Can any of the company-specific risk be diversified away by investing in both Vale SA and Zijin Mining at the same time? Although using a correlation coefficient on its own may not help to predict future stock returns, this module helps to understand the diversifiable risk of combining Vale SA and Zijin Mining into the same portfolio, which is an essential part of the fundamental portfolio management process.
By analyzing existing cross correlation between Vale SA and Zijin Mining Group, you can compare the effects of market volatilities on Vale SA and Zijin Mining and check how they will diversify away market risk if combined in the same portfolio for a given time horizon. You can also utilize pair trading strategies of matching a long position in Vale SA with a short position of Zijin Mining. Check out your portfolio center. Please also check ongoing floating volatility patterns of Vale SA and Zijin Mining.
Diversification Opportunities for Vale SA and Zijin Mining
The 3 months correlation between Vale and Zijin is 0.75. Overlapping area represents the amount of risk that can be diversified away by holding Vale SA and Zijin Mining Group in the same portfolio, assuming nothing else is changed. The correlation between historical prices or returns on Zijin Mining Group and Vale SA is a relative statistical measure of the degree to which these equity instruments tend to move together. The correlation coefficient measures the extent to which returns on Vale SA are associated (or correlated) with Zijin Mining. Values of the correlation coefficient range from -1 to +1, where. The correlation of zero (0) is possible when the price movement of Zijin Mining Group has no effect on the direction of Vale SA i.e., Vale SA and Zijin Mining go up and down completely randomly.
Assuming the 90 days trading horizon Vale SA is expected to generate 67.31 times less return on investment than Zijin Mining. But when comparing it to its historical volatility, Vale SA is 1.97 times less risky than Zijin Mining. It trades about 0.0 of its potential returns per unit of risk. Zijin Mining Group is currently generating about 0.08 of returns per unit of risk over similar time horizon.
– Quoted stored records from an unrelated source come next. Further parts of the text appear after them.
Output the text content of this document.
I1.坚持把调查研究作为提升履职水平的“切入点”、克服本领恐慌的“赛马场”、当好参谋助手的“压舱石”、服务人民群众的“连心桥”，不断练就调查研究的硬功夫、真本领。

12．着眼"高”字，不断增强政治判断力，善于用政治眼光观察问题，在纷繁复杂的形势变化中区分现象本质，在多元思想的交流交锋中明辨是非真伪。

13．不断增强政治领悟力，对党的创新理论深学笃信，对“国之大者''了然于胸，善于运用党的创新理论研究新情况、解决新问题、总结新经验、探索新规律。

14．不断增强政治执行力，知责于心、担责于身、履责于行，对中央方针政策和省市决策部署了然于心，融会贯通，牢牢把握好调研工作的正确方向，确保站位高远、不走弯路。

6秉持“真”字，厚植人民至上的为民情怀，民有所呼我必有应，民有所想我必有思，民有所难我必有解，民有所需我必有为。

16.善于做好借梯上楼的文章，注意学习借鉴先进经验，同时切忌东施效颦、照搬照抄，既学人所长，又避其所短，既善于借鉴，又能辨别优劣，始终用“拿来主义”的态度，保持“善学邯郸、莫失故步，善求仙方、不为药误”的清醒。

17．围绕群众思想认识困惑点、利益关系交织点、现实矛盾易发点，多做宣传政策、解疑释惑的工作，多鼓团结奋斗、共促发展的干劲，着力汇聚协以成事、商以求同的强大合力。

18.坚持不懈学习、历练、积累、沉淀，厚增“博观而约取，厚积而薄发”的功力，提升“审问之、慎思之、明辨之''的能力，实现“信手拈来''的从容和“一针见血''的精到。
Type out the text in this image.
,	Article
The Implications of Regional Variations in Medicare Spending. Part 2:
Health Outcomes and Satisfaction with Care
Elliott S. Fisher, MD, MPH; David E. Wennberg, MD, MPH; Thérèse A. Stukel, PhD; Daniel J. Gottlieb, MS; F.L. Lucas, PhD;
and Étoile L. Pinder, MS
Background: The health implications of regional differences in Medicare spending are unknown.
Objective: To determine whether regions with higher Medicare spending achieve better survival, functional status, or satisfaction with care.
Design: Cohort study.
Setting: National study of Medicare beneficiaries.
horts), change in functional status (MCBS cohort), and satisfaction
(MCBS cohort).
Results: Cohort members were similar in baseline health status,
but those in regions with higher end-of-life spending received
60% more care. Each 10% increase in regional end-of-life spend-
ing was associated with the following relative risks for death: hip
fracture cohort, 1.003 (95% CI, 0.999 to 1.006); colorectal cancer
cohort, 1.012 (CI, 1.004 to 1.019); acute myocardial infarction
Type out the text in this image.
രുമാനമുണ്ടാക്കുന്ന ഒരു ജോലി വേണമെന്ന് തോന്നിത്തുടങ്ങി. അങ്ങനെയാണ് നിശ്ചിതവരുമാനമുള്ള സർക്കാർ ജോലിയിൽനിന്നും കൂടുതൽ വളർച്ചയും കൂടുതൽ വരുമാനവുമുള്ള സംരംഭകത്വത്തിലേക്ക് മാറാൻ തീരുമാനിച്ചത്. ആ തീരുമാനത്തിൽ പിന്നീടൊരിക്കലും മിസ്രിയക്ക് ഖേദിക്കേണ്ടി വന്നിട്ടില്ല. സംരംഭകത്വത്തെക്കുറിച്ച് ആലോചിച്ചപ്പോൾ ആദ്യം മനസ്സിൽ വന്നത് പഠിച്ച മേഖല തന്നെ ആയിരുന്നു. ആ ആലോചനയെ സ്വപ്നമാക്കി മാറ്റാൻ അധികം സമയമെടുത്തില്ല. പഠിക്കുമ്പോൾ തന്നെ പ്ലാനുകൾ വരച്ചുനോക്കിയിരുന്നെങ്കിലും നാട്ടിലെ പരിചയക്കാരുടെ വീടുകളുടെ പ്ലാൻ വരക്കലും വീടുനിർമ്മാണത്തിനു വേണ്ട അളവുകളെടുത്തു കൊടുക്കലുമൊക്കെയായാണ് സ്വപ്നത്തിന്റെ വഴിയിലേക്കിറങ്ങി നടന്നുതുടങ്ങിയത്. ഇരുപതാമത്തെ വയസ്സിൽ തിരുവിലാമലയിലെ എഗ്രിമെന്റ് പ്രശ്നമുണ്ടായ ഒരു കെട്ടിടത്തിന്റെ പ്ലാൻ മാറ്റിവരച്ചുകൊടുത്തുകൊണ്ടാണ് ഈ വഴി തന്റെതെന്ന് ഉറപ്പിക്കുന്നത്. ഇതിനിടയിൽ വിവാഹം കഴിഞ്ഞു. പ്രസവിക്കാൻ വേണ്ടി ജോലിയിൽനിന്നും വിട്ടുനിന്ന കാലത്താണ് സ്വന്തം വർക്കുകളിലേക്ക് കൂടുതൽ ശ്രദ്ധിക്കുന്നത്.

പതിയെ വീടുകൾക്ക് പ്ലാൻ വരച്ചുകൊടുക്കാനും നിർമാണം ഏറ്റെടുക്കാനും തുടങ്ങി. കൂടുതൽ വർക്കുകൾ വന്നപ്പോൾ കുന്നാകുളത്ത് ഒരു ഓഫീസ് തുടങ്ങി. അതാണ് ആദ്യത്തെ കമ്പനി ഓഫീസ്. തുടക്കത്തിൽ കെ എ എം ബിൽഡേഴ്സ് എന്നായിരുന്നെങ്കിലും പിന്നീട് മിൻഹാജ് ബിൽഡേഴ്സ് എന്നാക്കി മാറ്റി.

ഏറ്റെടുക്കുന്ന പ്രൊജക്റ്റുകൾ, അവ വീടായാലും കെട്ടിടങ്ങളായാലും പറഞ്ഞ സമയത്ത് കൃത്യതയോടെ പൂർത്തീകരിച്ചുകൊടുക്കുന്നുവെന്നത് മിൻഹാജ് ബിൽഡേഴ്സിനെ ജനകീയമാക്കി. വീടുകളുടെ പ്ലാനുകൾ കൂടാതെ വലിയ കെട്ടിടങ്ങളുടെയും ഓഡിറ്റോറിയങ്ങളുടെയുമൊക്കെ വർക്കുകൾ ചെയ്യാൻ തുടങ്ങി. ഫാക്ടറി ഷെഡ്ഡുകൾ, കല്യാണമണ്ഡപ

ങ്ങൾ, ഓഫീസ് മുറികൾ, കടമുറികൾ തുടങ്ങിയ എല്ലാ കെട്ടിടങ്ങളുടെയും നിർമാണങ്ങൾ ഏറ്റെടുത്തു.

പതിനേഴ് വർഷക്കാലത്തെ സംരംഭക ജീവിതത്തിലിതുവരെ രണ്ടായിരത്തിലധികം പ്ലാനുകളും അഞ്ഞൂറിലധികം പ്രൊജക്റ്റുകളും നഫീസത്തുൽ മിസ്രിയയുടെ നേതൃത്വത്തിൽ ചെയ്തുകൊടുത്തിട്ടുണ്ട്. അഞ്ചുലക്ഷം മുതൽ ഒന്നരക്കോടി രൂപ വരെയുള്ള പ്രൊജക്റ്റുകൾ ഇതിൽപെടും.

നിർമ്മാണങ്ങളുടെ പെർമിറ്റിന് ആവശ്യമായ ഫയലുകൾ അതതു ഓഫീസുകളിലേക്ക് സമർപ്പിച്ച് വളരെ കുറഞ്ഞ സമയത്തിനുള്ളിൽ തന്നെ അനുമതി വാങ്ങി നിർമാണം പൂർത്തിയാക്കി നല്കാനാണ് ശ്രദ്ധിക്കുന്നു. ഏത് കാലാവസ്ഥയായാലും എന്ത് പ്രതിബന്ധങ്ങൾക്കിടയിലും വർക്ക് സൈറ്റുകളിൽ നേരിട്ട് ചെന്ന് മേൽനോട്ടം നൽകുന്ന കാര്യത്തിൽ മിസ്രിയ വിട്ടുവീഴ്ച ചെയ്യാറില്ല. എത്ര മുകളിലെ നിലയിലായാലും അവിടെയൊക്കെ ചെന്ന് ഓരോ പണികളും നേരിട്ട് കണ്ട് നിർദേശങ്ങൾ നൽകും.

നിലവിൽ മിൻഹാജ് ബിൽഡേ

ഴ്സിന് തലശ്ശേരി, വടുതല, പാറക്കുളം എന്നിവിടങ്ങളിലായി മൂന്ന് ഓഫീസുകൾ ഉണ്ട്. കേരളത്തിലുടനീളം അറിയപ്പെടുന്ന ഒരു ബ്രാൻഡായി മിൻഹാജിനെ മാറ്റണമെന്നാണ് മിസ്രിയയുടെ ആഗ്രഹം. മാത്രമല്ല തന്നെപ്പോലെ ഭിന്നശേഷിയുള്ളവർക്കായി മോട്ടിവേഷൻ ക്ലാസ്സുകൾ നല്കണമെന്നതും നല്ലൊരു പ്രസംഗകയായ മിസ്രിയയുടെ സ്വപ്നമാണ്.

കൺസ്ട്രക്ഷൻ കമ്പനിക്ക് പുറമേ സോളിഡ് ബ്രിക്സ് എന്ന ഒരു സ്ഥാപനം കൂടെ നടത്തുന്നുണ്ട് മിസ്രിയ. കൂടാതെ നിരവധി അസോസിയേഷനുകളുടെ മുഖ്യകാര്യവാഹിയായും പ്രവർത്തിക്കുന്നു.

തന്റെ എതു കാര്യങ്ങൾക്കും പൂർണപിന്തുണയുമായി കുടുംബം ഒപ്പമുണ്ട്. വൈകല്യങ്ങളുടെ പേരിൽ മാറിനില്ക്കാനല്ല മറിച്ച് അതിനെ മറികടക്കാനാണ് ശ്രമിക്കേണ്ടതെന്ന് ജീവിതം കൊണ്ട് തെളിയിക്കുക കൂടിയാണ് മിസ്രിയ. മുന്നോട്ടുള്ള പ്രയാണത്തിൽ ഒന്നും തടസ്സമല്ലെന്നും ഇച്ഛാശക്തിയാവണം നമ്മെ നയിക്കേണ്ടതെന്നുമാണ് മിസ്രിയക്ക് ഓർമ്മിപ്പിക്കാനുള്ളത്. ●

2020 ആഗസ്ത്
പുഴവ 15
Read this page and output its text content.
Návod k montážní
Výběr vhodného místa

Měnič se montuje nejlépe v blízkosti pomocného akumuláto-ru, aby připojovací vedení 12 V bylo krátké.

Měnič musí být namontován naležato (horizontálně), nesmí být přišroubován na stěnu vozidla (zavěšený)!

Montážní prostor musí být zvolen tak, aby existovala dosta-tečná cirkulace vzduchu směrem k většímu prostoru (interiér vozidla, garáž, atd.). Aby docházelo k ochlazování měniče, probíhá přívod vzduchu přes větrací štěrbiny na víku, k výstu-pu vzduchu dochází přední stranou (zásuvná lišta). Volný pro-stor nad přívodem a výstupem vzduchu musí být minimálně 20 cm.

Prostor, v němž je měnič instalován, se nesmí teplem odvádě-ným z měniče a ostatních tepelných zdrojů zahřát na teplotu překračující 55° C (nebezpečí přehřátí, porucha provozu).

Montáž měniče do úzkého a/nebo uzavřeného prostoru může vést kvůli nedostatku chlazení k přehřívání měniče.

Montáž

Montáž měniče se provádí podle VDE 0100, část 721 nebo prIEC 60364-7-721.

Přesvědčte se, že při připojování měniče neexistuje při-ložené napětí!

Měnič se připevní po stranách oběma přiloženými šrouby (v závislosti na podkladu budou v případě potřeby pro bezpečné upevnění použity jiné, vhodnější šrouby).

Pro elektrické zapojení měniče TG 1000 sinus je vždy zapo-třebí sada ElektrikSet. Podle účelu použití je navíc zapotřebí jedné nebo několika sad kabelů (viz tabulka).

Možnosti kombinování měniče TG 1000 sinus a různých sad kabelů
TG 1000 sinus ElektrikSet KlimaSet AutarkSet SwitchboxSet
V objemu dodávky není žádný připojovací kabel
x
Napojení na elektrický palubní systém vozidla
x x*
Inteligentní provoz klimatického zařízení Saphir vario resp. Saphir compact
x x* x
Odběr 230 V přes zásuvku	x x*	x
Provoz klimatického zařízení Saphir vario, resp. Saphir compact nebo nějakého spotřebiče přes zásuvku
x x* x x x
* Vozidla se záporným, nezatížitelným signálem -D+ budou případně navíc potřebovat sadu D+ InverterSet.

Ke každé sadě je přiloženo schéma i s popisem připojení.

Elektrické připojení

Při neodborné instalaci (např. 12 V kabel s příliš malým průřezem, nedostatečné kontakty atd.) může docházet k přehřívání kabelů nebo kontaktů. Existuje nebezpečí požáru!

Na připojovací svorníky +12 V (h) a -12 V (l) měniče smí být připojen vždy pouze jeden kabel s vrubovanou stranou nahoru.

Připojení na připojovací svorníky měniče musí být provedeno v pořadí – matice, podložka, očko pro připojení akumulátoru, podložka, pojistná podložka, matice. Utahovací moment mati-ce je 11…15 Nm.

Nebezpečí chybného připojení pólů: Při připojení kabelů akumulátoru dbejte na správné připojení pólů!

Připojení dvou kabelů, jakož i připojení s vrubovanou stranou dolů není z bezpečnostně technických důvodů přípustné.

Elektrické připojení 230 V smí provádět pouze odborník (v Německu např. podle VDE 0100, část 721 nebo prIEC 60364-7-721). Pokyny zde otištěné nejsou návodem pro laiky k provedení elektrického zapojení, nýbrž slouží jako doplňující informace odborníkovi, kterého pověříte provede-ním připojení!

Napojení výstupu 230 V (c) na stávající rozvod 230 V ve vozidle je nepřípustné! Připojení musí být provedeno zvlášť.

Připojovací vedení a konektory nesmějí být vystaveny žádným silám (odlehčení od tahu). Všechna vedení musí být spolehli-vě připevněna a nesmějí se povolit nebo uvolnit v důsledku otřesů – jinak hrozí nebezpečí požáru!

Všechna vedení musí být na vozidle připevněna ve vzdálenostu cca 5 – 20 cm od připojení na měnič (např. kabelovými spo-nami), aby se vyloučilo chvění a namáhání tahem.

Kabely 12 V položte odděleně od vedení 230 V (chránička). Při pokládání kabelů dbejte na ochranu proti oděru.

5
If you would invest 177.00 in Zijin Mining Group on March 6, 2024 and sell it today you would earn a total of 17.00 from holding Zijin Mining Group or generate 9.6% return on investment over 90 days.
Compared to the overall equity markets, risk-adjusted returns on investments in Vale SA are ranked lower than 7 (%) of all global equities and portfolios over the last 90 days. Despite nearly fragile essential indicators, Vale SA reported solid returns over the last few months and may actually be approaching a breakup point.
Compared to the overall equity markets, risk-adjusted returns on investments in Zijin Mining Group are ranked lower than 12 (%) of all global equities and portfolios over the last 90 days. Despite nearly fragile basic indicators, Zijin Mining reported solid returns over the last few months and may actually be approaching a breakup point.